The global economy continues to face persistent challenges. Growth remains modest as trade tensions, policy uncertainty, and subdued investment weigh on economic activities. The IMF’s October 2025 World Economic Outlook projects global output to slow from 3.3 percent in 2024 to 3.2 percent in 2025 and 3.1 percent in 2026. Rising trade barriers, including higher tariffs in major economies, have dampened trade flows, while weaker demand has kept commodity prices under pressure. Oil prices remain below 70 US dollars per barrel as higher OPEC+ production coincides with reduced global consumption. Although headline inflation has eased to 4.4 percent in 2025 from 5.8 percent in 2024, underlying price pressures persist in many regions.
In this environment, Ghana’s economy has shown impressive resilience. Real GDP grew by 6.3 percent in the second quarter of 2025, up from 5.7 percent a year earlier, supported by strong gold exports and private sector credit growth. Inflation declined to 9.4 percent in September 2025, marking nine consecutive months of moderation, while the cedi remained relatively stable through prudent monetary management and improved external reserves, helped by solid cocoa and gold receipts.
This dynamics provides strong foundation for the 2026 Pre-Budget Survey Report, a collaboration between KPMG and the United Nations Development Programme. Each year, we engage businesses across sectors to assess how economic policies affect their operations and to gather perspectives on fiscal priorities for the upcoming budget. The objective is to provide evidence-based insights that help align national policy with private sector needs and long-term development goals.
The 2026 findings reveal cautious optimism among businesses. Respondents acknowledged visible progress in infrastructure, healthcare, and education, alongside recent tax and regulatory reforms such as the repeal of the e-levy and adjustments to import duties. These measures were seen as steps toward improving the operating environment and easing pressure on cash flows. Many respondents also commended ongoing government interventions to improve power reliability and enhance digital systems in tax administration, which have begun to reduce inefficiencies.
Still, confidence in sustained recovery remains measured. High borrowing costs, limited access to credit, and concerns about the pace of policy implementation continue to weigh on business sentiment. As Ghana prepares its 2026 Budget, respondents urge government to focus on five broad priorities. The top concern remains access to affordable and long-term finance, with many calling for credit guarantee schemes, concessional loans, and grants to ease liquidity pressures. Energy supply and cost rank next, as firms highlight frequent tariff adjustments and unreliable infrastructure. Tax reform also features prominently, with respondents urging simplification of VAT, corporate taxes, and faster refunds. Businesses emphasize the need for workforce skills development, targeted SME incentives, and greater support for local industry. Finally, there is growing interest in sustainability, with most respondents supporting green tax incentives and financing for climate-friendly investments.

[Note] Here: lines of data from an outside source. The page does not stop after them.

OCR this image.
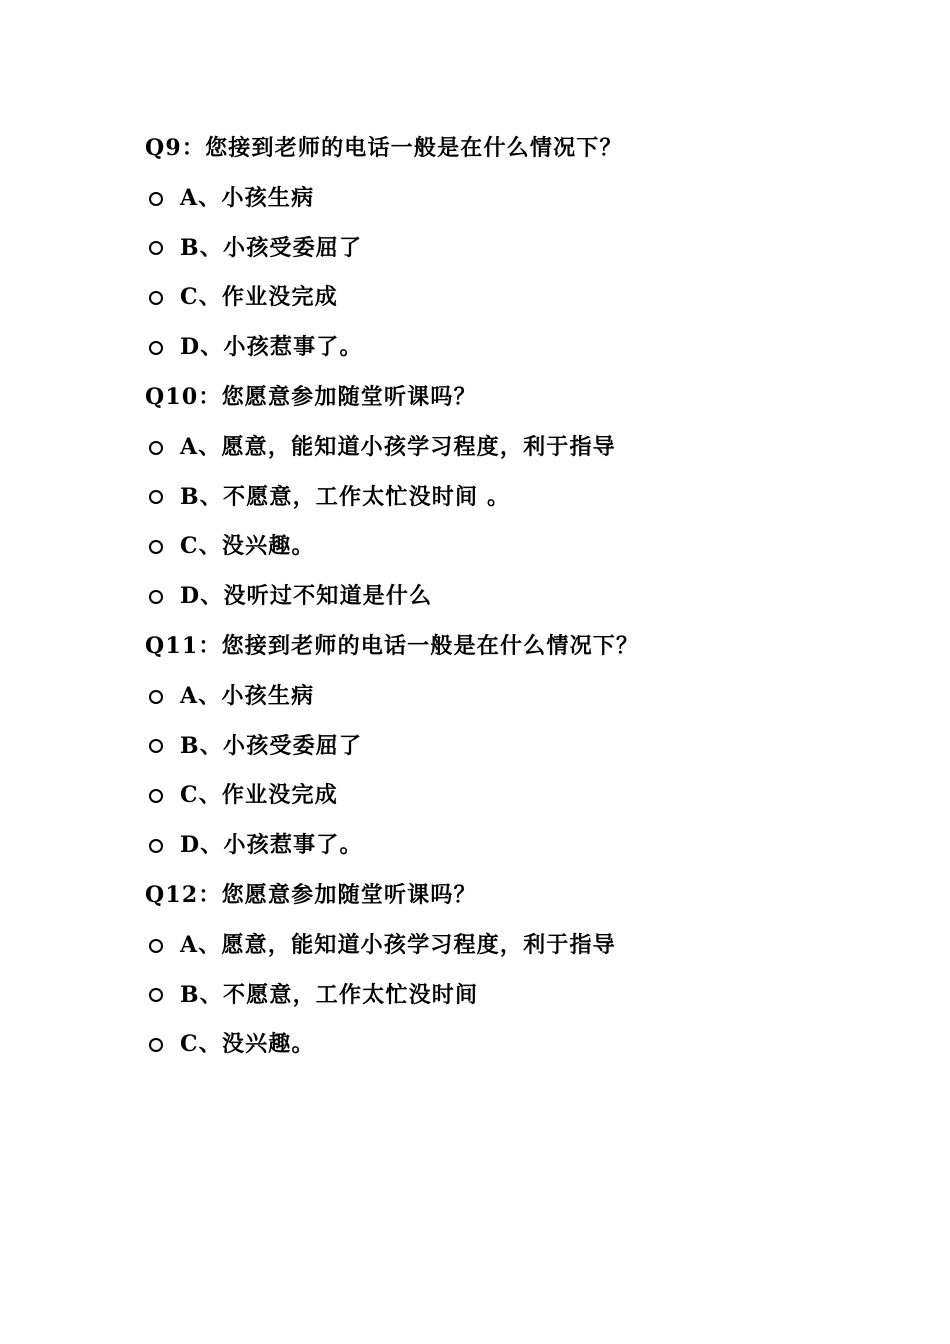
Q9：您接到老师的电话一般是在什么情况下？
A、小孩生病
B、小孩受委屈了
C、作业没完成
D、小孩惹事了。
Q10：您愿意参加随堂听课吗？
A、愿意，能知道小孩学习程度，利于指导
B、不愿意，工作太忙没时间 。
C、没兴趣。
D、没听过不知道是什么
Q11：您接到老师的电话一般是在什么情况下？
A、小孩生病
B、小孩受委屈了
C、作业没完成
D、小孩惹事了。
Q12：您愿意参加随堂听课吗？
A、愿意，能知道小孩学习程度，利于指导
B、不愿意，工作太忙没时间
C、没兴趣。
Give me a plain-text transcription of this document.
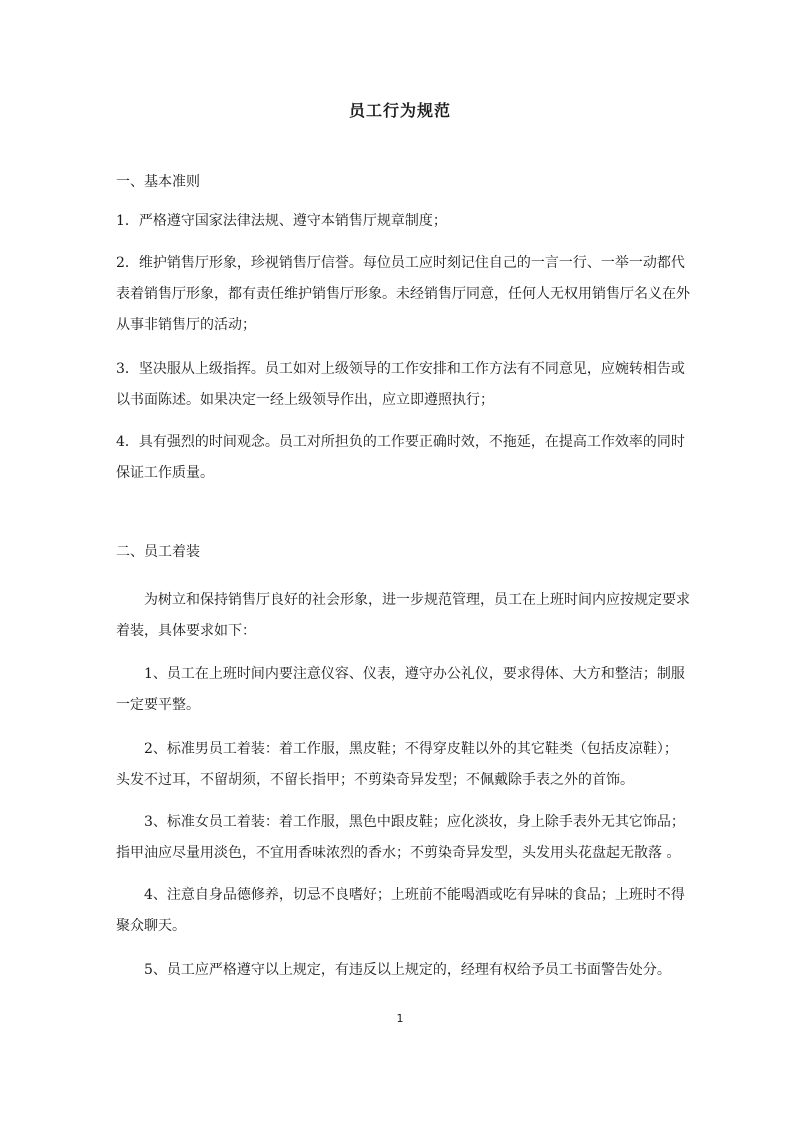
员工行为规范
一、基本准则
1．严格遵守国家法律法规、遵守本销售厅规章制度；
2．维护销售厅形象，珍视销售厅信誉。每位员工应时刻记住自己的一言一行、一举一动都代表着销售厅形象，都有责任维护销售厅形象。未经销售厅同意，任何人无权用销售厅名义在外从事非销售厅的活动；
3．坚决服从上级指挥。员工如对上级领导的工作安排和工作方法有不同意见，应婉转相告或以书面陈述。如果决定一经上级领导作出，应立即遵照执行；
4．具有强烈的时间观念。员工对所担负的工作要正确时效，不拖延，在提高工作效率的同时保证工作质量。
二、员工着装
为树立和保持销售厅良好的社会形象，进一步规范管理，员工在上班时间内应按规定要求着装，具体要求如下：
1、员工在上班时间内要注意仪容、仪表，遵守办公礼仪，要求得体、大方和整洁；制服一定要平整。
2、标准男员工着装：着工作服，黑皮鞋；不得穿皮鞋以外的其它鞋类（包括皮凉鞋）；头发不过耳，不留胡须，不留长指甲；不剪染奇异发型；不佩戴除手表之外的首饰。
3、标准女员工着装：着工作服，黑色中跟皮鞋；应化淡妆，身上除手表外无其它饰品；指甲油应尽量用淡色，不宜用香味浓烈的香水；不剪染奇异发型，头发用头花盘起无散落 。
4、注意自身品德修养，切忌不良嗜好；上班前不能喝酒或吃有异味的食品；上班时不得聚众聊天。
5、员工应严格遵守以上规定，有违反以上规定的，经理有权给予员工书面警告处分。
1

At KPMG, we are inspired by the possibilities that lie ahead for Ghana. Together, let us seize this moment of promise. Ghana has endured a difficult period, but the recovery is underway, there is a lot of confidence in the prospects. With continued collaboration, mutual trust, and a focus on execution, the nation can build on its recent progress to achieve even greater heights. We will continue to work alongside the Government in designing strategies that spur economic diversification, improve fiscal health, and enhance governance and transparency. We will also support the private sector by advising businesses on how to navigate policy changes and seize new opportunities that emerge.